ISCA Archive Interspeech 2023
ISCA Archive Interspeech 2023

Impact of Residual Noise and Artifacts in Speech Enhancement Errors on Intelligibility of Human and Machine

Shoko Araki, Ayako Yamamoto, Tsubasa Ochiai, Kenichi Arai, Atsunori Ogawa, Tomohiro Nakatani, Toshio Irino

Single-channel (1-ch) speech enhancement (SE) has been widely studied, and high accuracy has been achieved recently. However, enhanced speech still includes some errors that affect human hearing quality and SE applications, e.g., automatic speech recognition (ASR).
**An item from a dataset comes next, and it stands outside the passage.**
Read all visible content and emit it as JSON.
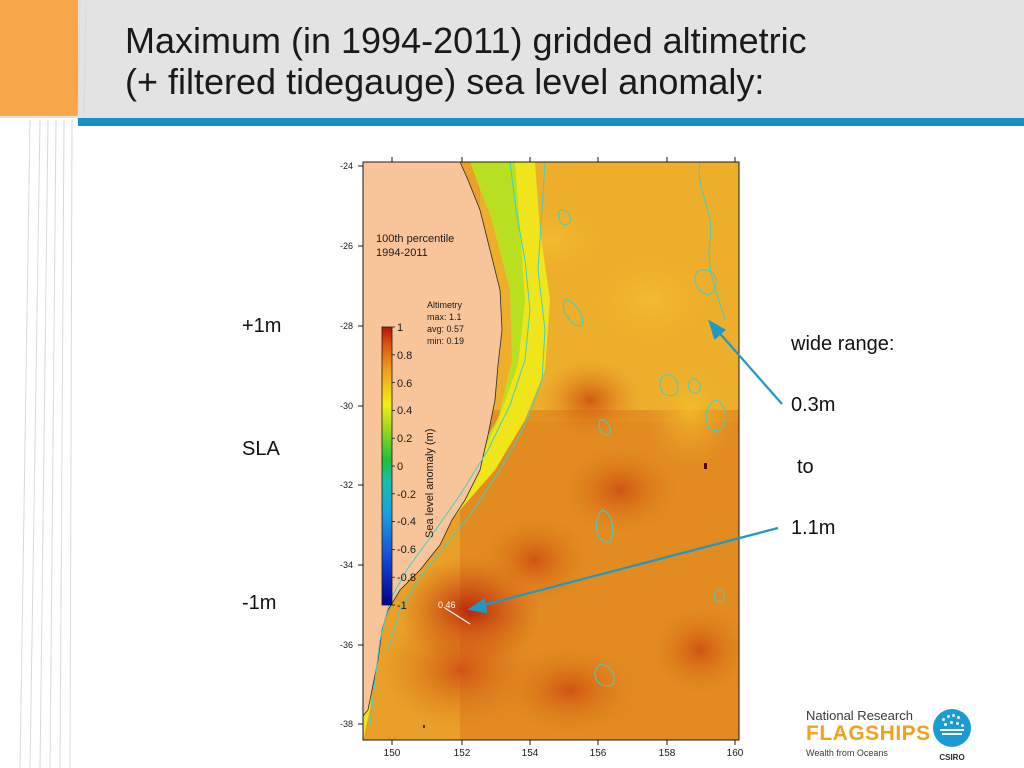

Previously, [Iwamoto et al., in Interspeech 2022, pp. 5418-5422] decomposed the errors in an enhanced signal into residual noise and artifact components and analyzed their impacts on ASR performance. They showed that the artifacts have a greater impact than the residual noise on ASR. Although the impact on human intelligibility has not been investigated yet, it is essential to get the knowledge to develop SE techniques suitable for both humans and machines. This paper, therefore, investigates the effects of such error factors on human listening. Our subjective test results show that the artifacts have a large impact on human intelligibility, and that residual noise has a lesser impact.